Now, it is possible to get some type safety from the implementation, but it's frankly ugly and bizarre. The compiler is pretty good at verifying assignability to generic indexed access types as long as you are actually indexing into an object with a generic key. Your withError input isn't like a key though, it's a boolean (or undefined ). But we can use template literals to turn true , false , or undefined , into the string literals "true" , "false" , or "undefined" , and use those as keys. And the compiler can use template literal types to follow this logic.

Here it is:

function getPosition<T extends [withError?: false] | [withError: true]>(
  ...args: T
) {
  let position: GeoLocation = null!;
  let positionError: GeoError = null!;
  if (!position) {
    const withError: T[0] = args[0];
    return {
      true: positionError,
      false: undefined,
      undefined: undefined,
    }[`${withError}` as const];
  }
  return position;
}

I'm making the function generic in the rest tuple type T of the args rest parameter, so that the compiler will understand that even leaving out the withError input can be used to determine the generic type argument. The type of withError is T[0] .

And then we index into an object with the serialized version of that as keys.

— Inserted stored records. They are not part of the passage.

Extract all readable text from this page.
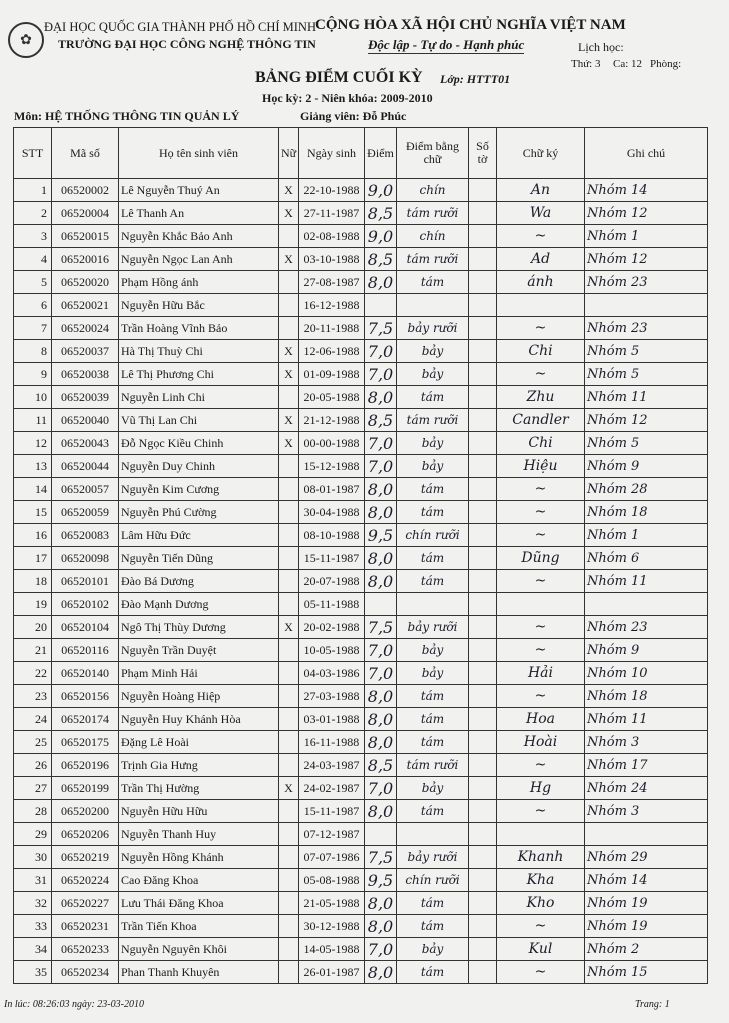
✿
ĐẠI HỌC QUỐC GIA THÀNH PHỐ HỒ CHÍ MINH
TRƯỜNG ĐẠI HỌC CÔNG NGHỆ THÔNG TIN
CỘNG HÒA XÃ HỘI CHỦ NGHĨA VIỆT NAM
Độc lập - Tự do - Hạnh phúc	Lịch học:
Thứ: 3 Ca: 12 Phòng:
BẢNG ĐIỂM CUỐI KỲ Lớp: HTTT01
Học kỳ: 2 - Niên khóa: 2009-2010
Môn: HỆ THỐNG THÔNG TIN QUẢN LÝ	Giảng viên: Đỗ Phúc
STT	Mã số	Họ tên sinh viên	Nữ	Ngày sinh	Điểm	Điểm bằng chữ	Số tờ	Chữ ký	Ghi chú
1	06520002	Lê Nguyễn Thuý An	X	22-10-1988	9,0	chín		An	Nhóm 14
2	06520004	Lê Thanh An	X	27-11-1987	8,5	tám rưỡi		Wa	Nhóm 12
3	06520015	Nguyễn Khắc Bảo Anh		02-08-1988	9,0	chín		~	Nhóm 1
4	06520016	Nguyễn Ngọc Lan Anh	X	03-10-1988	8,5	tám rưỡi		Ad	Nhóm 12
5	06520020	Phạm Hồng ánh		27-08-1987	8,0	tám		ánh	Nhóm 23
6	06520021	Nguyễn Hữu Bắc		16-12-1988					
7	06520024	Trần Hoàng Vĩnh Bảo		20-11-1988	7,5	bảy rưỡi		~	Nhóm 23
8	06520037	Hà Thị Thuỳ Chi	X	12-06-1988	7,0	bảy		Chi	Nhóm 5
9	06520038	Lê Thị Phương Chi	X	01-09-1988	7,0	bảy		~	Nhóm 5
10	06520039	Nguyễn Linh Chi		20-05-1988	8,0	tám		Zhu	Nhóm 11
11	06520040	Vũ Thị Lan Chi	X	21-12-1988	8,5	tám rưỡi		Candler	Nhóm 12
12	06520043	Đỗ Ngọc Kiều Chinh	X	00-00-1988	7,0	bảy		Chi	Nhóm 5
13	06520044	Nguyễn Duy Chinh		15-12-1988	7,0	bảy		Hiệu	Nhóm 9
14	06520057	Nguyễn Kim Cương		08-01-1987	8,0	tám		~	Nhóm 28
15	06520059	Nguyễn Phú Cường		30-04-1988	8,0	tám		~	Nhóm 18
16	06520083	Lâm Hữu Đức		08-10-1988	9,5	chín rưỡi		~	Nhóm 1
17	06520098	Nguyễn Tiến Dũng		15-11-1987	8,0	tám		Dũng	Nhóm 6
18	06520101	Đào Bá Dương		20-07-1988	8,0	tám		~	Nhóm 11
19	06520102	Đào Mạnh Dương		05-11-1988					
20	06520104	Ngô Thị Thùy Dương	X	20-02-1988	7,5	bảy rưỡi		~	Nhóm 23
21	06520116	Nguyễn Trần Duyệt		10-05-1988	7,0	bảy		~	Nhóm 9
22	06520140	Phạm Minh Hải		04-03-1986	7,0	bảy		Hải	Nhóm 10
23	06520156	Nguyễn Hoàng Hiệp		27-03-1988	8,0	tám		~	Nhóm 18
24	06520174	Nguyễn Huy Khánh Hòa		03-01-1988	8,0	tám		Hoa	Nhóm 11
25	06520175	Đặng Lê Hoài		16-11-1988	8,0	tám		Hoài	Nhóm 3
26	06520196	Trịnh Gia Hưng		24-03-1987	8,5	tám rưỡi		~	Nhóm 17
27	06520199	Trần Thị Hường	X	24-02-1987	7,0	bảy		Hg	Nhóm 24
28	06520200	Nguyễn Hữu Hữu		15-11-1987	8,0	tám		~	Nhóm 3
29	06520206	Nguyễn Thanh Huy		07-12-1987					
30	06520219	Nguyễn Hồng Khánh		07-07-1986	7,5	bảy rưỡi		Khanh	Nhóm 29
31	06520224	Cao Đăng Khoa		05-08-1988	9,5	chín rưỡi		Kha	Nhóm 14
32	06520227	Lưu Thái Đăng Khoa		21-05-1988	8,0	tám		Kho	Nhóm 19
33	06520231	Trần Tiến Khoa		30-12-1988	8,0	tám		~	Nhóm 19
34	06520233	Nguyễn Nguyên Khôi		14-05-1988	7,0	bảy		Kul	Nhóm 2
35	06520234	Phan Thanh Khuyên		26-01-1987	8,0	tám		~	Nhóm 15
In lúc: 08:26:03 ngày: 23-03-2010	Trang: 1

This produces the following crazy call signature type:

/* function getPosition<
  T extends [withError?: false | undefined] | [withError: true]
>(...args: T): GeoLocation | {
  true: GeoError;
  false: undefined;
  undefined: undefined;
}[`${T[0]}`] */

But it works:

const y = getPosition(true); // GeoLocation | GeoError;
const n = getPosition(false); // GeoLocation | undefined;
const n2 = getPosition(); // GeoLocation | undefined;
const yn = getPosition(Math.random() < 0.5) // GeoLocation | GeoError | undefined

And this time, if you change the implementation, the output type will change accordingly:

    return {
      true: undefined,
      false: positionError,
      undefined: positionError,
    }[`${withError}` as const];

const y = getPosition(true); // GeoLocation | undefined;
const n = getPosition(false); // GeoLocation | GeoError;

So the compiler really is verifying types for you. Hooray!

But at what cost? I wouldn't want to see code like this in any production environment; overloads or even generic conditionals with type assertions are much more reasonable, even though they aren't as type safe in the implementation. Type safety isn't always more important than idiomatic coding style.